Die Polizeibeamtin hat die Liebe zur Landwirtschaft im Blut. „Mein Vater war zwar Bergmann, aber viele in seiner Familie waren Landwirte. Und zu DDR-Zeiten hatten wir einen Schulgarten. Da lernten wir: Wie pflanze ich, wie pflege ich und wie ernte ich?“ Das hatte auch den einfachen Hintergrund, daß es durch die Planwirtschaft im Konsum nebenan zwar immer Kohl und Äpfel gab, „aber doch nur sehr selten Erdbeeren oder Kirschen“, erinnert sich Riedel. Heute wachsen in ihrem Garten Rosen-, Weiß- und Rotkohl, Bohnen, Kartoffeln, weiße, rote und gelbe Rüben und natürlich Erdbeeren und Kirschen. Ein langer Weg dorthin.

Heute ist das Internet voll mit Tips für Selbstversorger. Wer nur dieses Stichwort eingibt, bekommt 2,8 Millionen Ergebnisse geliefert. 2008 nahm Riedel einen anderen Weg. „Ich begann damals Bücher zu lesen. Aber der beste Tip ist, so würde ich rückblickend sagen, nicht so viel lesen, einfach machen und ausprobieren.“

Riedel entschied sich dafür, alte Kulturpflanzen anzubauen. „Sie sind ebenfalls Kulturgut, das es zu erhalten gilt. Außerdem sind sie an unsere Lagen besser angepaßt. In der modernen Landwirtschaft werden sie nicht mehr produziert, sie sind nicht so ertragreich und auch nicht so lange lagerfähig. Darüber hinaus oftmals zu klein für die Pommes-Industrie, die wollen nur große Knollen verarbeiten.“ Riedel redet von ihrem Ackergold: den Kartoffeln. Übers Internet kann man auch seltene Sorten kaufen. Riedel entschied sich für das Bamberger Hörnchen: die älteste deutsche Kartoffelsorte, die nach einer Fäuleepidemie 1850 eingeführt worden sein soll. Sie ist widerstandsfähig, aber nicht sehr ertragreich.

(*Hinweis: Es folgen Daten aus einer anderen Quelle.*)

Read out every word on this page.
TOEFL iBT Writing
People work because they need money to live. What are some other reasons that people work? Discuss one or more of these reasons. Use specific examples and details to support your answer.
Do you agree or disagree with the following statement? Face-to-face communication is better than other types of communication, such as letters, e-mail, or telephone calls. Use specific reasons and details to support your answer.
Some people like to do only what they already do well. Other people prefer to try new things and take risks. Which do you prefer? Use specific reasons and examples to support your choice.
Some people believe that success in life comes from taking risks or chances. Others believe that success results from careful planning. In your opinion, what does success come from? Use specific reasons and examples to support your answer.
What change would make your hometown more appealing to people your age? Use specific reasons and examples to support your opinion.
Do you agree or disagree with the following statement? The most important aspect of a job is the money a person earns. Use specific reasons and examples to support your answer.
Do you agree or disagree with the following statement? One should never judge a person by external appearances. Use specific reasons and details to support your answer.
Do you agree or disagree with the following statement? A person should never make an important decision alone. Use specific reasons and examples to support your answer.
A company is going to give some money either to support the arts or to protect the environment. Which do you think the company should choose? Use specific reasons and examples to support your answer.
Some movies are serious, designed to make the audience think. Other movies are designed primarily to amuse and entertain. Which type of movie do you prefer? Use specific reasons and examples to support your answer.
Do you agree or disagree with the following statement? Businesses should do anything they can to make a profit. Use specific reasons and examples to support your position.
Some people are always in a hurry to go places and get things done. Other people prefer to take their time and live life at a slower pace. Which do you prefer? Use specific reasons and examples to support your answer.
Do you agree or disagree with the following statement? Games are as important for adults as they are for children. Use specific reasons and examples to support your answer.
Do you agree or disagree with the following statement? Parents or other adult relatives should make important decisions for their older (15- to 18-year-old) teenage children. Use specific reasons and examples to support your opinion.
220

Zwanzig Kilo hat Riedel vergangene Saison geerntet. „Sie ist klein und etwas länglich, hat aber einen tollen Geschmack. Ich probierte auch mal den Blauen Schweden, aber der schmeckte mir nicht. Überhaupt haben wir in unserer Lage natürlich ein Problem mit der Kartoffel. Uns fehlt der sandige Boden. Hier ist es steinig, und wir haben wenig Regenfälle, er eignet sich eher für die extensive Landwirtschaft. Der Ertrag ist auch deshalb nicht so hoch, weil die Kartoffel sehr nährstoffzehrend ist.“

Anbauen, Einwecken – alles will gelernt sein

Bei den heutigen Selbstversorgern steht Nachhaltigkeit und Umweltbewußtsein ganz oben auf der Prioritätenliste. Der Dünger darf nicht künstlich sein, der Schädling nicht von der chemischen Keule erschlagen werden. „Ich habe nichts gegen Dünger, aber ich setze keinen Kunstdünger zu“, sagt Riedel. „Ein Komposthaufen gehört in jeden Garten, den Pferdemist holst du vom Reiterhof oder Kuhdung vom Bauern. Alles durchrotten lassen, die Regenwürmer kommen von allein, fertig ist der beste Naturdünger. Und dann alles auf die Beete.“ Kartoffelkäfer werden abgesammelt, genauso wie Nacktschnecken. Um besonders bedrohte Beete legt Riedel Stroh oder steckt einen Zaun aus Kupferdraht.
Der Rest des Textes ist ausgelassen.